Toledo, que fue Corte hasta mayo de 1561, era el destino final de los esposos. La Real Entrada que hicieron en la ciudad costó 12.000 ducados, el doble de lo que había supuesto la de Madrid, y de nuevo las alusiones a la Paz de Catêau-Cambresis ocuparon la ciudad. Tres arcos efímeros la aludían insistentemente; en el segundo, aparecía Vulcano apagando la fragua donde antaño había fabricado las armas para combatir al rey francés, mientras construía una nueva en la que forjaría otras que servirían para hacer frente a los “enemigos de la religión”. Esta alegoría, que no representaba directamente a la nueva Reina, era, sin embargo, premonitoria de la situación en la que frecuentemente se encontró la Soberana. Isabel de Valois se sintió “entre dos fuegos”: sometida al apremio que ejercía sobre ella su madre y a la obligación de obediencia debida a su esposo. Quizá por esta razón, tendió en algunos momentos a evadirse de las responsabilidades políticas que sobre ella recaían y alentó la celebración de representaciones teatrales o fiestas cortesanas que sirvieran para distraerla, a la par que elevaron los gastos de su Real Casa. Quizá por ello se ha exagerado su imagen de joven indolente y superficial, entregada a los placeres cortesanos. Sin embargo, su labor de intermediación entre Felipe II y Catalina de Médicis no fue inútil, pues a menudo amortiguó los choques entre ambos reinterpretando de forma positiva posturas políticas inadmisibles y reduciendo las mutuas fricciones, hostilidades y sospechas.
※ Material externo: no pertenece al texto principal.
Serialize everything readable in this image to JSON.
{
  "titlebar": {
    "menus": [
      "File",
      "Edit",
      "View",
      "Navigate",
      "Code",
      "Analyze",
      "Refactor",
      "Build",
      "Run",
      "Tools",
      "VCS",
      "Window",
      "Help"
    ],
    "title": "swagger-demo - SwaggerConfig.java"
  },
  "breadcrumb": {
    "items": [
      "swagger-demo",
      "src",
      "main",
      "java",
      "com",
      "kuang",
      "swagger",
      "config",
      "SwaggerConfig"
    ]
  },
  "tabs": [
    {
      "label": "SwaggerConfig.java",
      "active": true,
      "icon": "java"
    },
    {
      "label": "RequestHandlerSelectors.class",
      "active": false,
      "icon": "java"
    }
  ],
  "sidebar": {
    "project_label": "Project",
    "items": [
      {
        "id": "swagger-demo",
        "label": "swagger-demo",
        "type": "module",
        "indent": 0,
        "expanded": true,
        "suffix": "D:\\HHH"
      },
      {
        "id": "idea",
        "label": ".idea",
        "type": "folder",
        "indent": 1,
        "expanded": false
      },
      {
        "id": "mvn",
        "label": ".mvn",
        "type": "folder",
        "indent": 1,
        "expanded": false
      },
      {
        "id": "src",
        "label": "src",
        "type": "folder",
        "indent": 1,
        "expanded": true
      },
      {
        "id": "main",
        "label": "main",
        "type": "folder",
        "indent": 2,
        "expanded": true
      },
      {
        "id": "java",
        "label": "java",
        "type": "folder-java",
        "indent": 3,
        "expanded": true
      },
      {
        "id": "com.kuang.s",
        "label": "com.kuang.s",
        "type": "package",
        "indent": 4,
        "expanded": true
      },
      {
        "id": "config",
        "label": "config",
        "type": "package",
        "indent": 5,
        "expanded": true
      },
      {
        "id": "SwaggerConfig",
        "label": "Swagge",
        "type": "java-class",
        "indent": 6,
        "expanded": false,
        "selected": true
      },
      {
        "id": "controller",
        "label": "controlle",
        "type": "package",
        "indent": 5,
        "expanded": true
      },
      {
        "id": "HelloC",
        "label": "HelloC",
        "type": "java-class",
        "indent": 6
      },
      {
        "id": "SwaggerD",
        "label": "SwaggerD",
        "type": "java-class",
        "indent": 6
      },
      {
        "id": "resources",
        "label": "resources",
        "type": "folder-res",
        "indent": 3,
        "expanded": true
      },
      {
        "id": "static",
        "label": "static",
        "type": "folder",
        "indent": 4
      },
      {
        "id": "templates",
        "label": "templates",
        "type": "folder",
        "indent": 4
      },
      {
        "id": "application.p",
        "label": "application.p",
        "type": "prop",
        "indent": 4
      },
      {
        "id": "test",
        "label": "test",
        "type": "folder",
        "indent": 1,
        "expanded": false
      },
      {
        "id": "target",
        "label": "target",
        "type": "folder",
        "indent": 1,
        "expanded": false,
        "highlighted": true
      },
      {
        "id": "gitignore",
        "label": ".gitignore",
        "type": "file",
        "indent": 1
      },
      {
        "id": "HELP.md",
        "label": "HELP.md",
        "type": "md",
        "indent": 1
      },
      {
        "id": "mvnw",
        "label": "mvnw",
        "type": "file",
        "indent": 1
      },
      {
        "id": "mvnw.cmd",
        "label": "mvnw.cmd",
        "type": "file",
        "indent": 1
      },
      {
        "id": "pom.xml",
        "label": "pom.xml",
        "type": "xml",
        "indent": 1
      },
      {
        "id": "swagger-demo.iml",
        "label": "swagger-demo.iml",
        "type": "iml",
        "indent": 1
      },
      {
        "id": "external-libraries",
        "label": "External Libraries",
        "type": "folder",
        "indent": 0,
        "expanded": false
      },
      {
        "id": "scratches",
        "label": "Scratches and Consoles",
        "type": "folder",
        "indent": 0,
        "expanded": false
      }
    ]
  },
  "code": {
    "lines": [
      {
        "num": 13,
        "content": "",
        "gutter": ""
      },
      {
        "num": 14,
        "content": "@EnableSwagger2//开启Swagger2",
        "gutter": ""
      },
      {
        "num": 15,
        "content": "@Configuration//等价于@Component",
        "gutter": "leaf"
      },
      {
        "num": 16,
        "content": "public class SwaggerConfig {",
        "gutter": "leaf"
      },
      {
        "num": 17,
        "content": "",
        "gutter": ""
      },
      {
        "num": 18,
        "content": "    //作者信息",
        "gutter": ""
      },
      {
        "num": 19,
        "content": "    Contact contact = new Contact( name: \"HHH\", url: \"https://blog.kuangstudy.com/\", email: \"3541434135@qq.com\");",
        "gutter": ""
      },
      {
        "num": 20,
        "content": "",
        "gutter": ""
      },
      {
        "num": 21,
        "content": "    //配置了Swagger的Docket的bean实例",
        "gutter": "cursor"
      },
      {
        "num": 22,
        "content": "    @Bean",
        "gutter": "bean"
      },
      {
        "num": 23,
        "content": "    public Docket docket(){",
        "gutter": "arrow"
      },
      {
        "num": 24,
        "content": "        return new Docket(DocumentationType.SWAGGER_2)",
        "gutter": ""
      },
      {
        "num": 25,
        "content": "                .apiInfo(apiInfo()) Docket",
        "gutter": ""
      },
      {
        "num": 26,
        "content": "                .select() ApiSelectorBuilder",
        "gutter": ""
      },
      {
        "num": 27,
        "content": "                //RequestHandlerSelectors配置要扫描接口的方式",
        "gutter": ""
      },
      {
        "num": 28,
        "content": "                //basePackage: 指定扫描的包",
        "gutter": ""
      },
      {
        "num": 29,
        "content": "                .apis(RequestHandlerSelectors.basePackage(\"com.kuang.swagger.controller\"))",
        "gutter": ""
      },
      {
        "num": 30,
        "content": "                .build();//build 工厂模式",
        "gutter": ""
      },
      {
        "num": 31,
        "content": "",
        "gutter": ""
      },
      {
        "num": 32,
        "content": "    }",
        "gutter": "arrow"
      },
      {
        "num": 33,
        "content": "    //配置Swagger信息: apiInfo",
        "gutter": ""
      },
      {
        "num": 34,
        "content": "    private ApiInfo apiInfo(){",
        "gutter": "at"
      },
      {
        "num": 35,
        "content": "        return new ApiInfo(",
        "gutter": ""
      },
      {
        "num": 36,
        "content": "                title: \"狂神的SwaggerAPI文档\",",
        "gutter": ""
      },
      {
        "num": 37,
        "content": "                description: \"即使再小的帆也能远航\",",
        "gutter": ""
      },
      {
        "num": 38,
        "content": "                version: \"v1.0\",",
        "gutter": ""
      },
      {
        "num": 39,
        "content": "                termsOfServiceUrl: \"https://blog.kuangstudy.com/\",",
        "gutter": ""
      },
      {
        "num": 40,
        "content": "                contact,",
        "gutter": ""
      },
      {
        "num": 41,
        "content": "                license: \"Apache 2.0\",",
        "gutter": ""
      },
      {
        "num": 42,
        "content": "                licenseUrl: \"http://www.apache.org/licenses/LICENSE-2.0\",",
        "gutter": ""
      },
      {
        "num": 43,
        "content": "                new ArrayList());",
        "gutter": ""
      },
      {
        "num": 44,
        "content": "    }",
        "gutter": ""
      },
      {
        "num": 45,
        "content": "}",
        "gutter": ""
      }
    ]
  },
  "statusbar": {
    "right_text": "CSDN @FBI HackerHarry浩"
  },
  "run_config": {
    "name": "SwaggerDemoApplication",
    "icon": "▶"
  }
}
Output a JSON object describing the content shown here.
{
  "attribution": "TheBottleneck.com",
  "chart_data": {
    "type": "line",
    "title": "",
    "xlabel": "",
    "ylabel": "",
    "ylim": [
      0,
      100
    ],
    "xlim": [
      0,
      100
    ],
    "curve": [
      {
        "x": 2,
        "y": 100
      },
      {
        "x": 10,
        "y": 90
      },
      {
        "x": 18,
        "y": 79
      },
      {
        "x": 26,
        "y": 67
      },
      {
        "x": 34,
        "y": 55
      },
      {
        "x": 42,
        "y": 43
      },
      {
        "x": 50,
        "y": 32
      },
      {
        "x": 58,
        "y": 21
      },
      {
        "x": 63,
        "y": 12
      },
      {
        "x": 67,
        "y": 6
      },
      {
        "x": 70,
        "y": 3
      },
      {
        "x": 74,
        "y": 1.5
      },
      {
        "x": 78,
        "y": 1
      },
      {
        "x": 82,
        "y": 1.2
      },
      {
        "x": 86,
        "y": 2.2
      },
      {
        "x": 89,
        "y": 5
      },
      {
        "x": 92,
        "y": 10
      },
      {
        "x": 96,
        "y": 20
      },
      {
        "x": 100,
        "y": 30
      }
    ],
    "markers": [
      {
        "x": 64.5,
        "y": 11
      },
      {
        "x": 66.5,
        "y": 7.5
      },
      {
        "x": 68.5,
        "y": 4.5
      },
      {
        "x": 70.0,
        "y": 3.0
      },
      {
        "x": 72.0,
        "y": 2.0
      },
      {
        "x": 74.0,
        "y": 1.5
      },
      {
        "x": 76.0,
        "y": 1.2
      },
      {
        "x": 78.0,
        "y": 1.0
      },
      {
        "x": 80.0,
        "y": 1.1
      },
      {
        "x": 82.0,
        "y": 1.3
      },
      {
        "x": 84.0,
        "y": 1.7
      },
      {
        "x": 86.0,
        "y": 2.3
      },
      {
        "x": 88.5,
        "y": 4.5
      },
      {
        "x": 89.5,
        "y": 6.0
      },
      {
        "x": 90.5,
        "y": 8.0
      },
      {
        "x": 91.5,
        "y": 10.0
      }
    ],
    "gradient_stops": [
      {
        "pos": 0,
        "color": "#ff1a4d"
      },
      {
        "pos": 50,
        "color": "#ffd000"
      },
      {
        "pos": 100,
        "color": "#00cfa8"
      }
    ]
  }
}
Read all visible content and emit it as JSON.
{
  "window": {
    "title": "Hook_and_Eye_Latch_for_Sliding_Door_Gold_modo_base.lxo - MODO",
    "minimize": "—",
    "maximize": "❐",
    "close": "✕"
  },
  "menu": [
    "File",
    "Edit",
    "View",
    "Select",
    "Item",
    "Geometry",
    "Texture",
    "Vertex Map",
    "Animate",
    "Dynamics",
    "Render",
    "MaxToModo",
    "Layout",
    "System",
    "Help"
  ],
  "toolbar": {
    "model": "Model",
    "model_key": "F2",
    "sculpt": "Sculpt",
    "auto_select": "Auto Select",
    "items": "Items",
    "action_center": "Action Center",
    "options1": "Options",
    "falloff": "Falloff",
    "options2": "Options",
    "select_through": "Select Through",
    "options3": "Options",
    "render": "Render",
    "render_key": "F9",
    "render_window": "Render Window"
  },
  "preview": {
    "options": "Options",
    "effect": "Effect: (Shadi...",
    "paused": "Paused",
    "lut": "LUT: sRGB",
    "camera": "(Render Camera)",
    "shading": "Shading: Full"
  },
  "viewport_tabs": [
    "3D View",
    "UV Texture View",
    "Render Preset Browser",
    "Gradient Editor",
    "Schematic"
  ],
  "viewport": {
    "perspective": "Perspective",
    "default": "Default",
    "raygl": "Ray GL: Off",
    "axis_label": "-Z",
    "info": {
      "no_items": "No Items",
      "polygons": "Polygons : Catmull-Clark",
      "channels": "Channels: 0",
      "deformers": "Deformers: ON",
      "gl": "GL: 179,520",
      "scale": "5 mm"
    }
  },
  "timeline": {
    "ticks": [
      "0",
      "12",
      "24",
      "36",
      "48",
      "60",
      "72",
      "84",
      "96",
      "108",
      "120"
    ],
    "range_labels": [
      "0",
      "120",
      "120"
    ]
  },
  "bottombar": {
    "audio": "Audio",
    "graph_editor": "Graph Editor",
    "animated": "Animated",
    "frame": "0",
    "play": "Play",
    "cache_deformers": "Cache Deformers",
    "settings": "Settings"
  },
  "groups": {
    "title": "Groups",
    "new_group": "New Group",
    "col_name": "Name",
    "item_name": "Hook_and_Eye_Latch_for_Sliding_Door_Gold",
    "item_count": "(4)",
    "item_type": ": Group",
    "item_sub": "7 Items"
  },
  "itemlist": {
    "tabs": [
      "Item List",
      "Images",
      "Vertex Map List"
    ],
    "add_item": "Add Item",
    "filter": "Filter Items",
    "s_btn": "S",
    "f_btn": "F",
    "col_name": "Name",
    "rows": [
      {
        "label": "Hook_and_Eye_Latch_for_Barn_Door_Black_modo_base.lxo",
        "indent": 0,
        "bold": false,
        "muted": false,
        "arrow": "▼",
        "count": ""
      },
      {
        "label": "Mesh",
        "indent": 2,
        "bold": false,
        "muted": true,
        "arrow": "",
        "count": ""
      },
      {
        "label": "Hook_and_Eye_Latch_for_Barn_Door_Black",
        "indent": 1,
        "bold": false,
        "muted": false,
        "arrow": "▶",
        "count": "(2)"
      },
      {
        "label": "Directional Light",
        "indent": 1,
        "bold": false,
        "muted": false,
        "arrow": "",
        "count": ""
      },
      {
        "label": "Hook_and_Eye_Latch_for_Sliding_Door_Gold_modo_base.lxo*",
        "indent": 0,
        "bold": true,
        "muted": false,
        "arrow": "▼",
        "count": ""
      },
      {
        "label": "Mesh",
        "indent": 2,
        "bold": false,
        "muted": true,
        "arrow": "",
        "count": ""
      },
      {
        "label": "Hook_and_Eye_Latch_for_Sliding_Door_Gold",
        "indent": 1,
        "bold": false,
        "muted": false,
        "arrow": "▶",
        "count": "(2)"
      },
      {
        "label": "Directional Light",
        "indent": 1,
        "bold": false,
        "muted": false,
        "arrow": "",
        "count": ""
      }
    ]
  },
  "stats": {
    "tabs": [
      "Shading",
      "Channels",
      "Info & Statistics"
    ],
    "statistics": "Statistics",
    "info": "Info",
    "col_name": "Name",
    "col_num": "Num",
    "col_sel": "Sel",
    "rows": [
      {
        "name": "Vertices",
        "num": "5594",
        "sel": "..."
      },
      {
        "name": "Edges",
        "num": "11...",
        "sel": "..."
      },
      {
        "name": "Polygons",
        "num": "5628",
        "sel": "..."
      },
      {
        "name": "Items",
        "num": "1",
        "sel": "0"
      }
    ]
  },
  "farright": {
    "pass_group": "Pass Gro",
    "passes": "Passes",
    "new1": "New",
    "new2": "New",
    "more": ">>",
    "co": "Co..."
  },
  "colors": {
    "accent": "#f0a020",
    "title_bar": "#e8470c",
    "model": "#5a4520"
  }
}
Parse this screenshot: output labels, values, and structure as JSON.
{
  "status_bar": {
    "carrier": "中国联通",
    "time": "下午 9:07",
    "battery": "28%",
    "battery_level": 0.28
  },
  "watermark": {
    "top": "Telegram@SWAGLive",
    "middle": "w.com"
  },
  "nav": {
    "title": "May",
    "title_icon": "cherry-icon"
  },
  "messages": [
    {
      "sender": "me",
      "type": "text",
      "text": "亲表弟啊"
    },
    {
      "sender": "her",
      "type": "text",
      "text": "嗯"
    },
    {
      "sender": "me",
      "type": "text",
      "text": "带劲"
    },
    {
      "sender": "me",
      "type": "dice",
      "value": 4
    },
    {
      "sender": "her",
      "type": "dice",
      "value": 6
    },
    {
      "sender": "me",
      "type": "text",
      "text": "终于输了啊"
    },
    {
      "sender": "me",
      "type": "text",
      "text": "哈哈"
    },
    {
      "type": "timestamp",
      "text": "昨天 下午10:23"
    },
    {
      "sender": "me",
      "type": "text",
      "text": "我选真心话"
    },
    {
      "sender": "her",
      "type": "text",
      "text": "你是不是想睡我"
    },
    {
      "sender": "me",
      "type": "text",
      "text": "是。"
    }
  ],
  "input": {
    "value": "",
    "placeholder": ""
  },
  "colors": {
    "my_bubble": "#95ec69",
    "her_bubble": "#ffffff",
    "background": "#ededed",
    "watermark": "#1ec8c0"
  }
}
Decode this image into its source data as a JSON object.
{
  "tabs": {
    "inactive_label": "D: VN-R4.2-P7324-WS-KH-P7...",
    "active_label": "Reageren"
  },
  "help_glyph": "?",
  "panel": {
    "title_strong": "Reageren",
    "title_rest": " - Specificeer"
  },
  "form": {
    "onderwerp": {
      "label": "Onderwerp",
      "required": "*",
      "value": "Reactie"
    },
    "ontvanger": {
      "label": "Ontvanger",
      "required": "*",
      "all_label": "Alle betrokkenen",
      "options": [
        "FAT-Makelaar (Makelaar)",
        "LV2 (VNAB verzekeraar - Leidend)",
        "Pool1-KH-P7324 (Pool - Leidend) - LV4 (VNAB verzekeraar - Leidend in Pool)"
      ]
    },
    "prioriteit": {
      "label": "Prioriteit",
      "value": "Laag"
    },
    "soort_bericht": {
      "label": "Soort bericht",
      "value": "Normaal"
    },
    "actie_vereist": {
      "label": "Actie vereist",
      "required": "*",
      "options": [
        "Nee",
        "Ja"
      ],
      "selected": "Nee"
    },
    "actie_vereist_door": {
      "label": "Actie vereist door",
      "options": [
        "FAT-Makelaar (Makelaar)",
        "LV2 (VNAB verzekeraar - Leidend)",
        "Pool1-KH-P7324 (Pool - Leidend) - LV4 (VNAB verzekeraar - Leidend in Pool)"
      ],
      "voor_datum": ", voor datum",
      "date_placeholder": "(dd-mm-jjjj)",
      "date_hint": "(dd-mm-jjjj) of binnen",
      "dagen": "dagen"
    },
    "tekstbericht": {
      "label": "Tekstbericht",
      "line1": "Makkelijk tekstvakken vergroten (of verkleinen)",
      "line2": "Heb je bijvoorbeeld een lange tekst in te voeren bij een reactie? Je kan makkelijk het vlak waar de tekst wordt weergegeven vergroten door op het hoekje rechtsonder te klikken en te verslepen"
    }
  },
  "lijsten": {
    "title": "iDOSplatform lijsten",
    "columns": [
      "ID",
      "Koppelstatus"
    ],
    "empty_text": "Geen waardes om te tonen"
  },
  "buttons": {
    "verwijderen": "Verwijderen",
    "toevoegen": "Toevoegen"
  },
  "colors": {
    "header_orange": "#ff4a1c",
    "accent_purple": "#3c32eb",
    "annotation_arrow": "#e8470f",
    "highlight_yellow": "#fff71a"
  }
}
Una de las actuaciones más relevantes de Isabel en el plano político fue la Conferencia de Bayona de 1565, las famosas “Vistas” que tuvieron lugar entre el 15 de junio y el 2 de julio de ese año. Catalina, que había propiciado en Francia un primer “Edicto de Tolerancia” con los protestantes en 1561, intentó celebrar, a partir de 1563, un encuentro al más alto nivel con Felipe II para explicar su postura “negociadora” al rey católico. El monarca español se mostró reticente, pero al final, en 1565, se avino a celebrarlo camuflado en un encuentro familiar entre madre e hija cerca de la frontera. Felipe II envió con la Reina al duque de Alba, en detrimento del príncipe de Éboli, Ruy Gómez de Silva, que era el candidato de Catalina y al que la regente consideraba un político más flexible que Alba. Sin embargo, el Rey prefirió estar representado por alguien que compartiera totalmente su postura y que se mostrara inasequible ante la regente, en la demanda de una política religiosa firme que olvidara las concesiones otorgadas a los protestantes. Cuando quedaba poco tiempo para finalizar las jornadas, que habían transcurrido entre suntuosas fiestas y singulares divertimentos, pero sin ningún fruto político, Alba pidió la intercesión de Isabel para hacer llegar su mensaje a Catalina. Ésta aceptó recibir a Alba, pero insistió en que la Reina estuviese presente en la reunión, creyendo que así moderaría las críticas del duque. Sin embargo, Isabel —que el 26 de julio había recibido en aquella ciudad la Rosa de Oro de manos del Nuncio como reconocimiento a su virtud y a su apoyo a la Iglesia Católica— sorprendió a su madre interviniendo en el debate y pidiéndole, desde el respeto, que cambiase su actitud y apoyase abiertamente la causa “correcta”, apartándose de cualquier alianza con los hugonotes. Aquel impecable papel como representante de la Monarquía española, no impidió, sin embargo, que tuviera siempre presente su “sentimiento francés”, que afloró de modo vehemente, por ejemplo, al saber la noticia del ajusticiamiento por orden del adelantado Pedro Menéndez de Avilés —al finalizar el verano de 1565—, de ciento treinta hugonotes acusados de piratas en La Florida.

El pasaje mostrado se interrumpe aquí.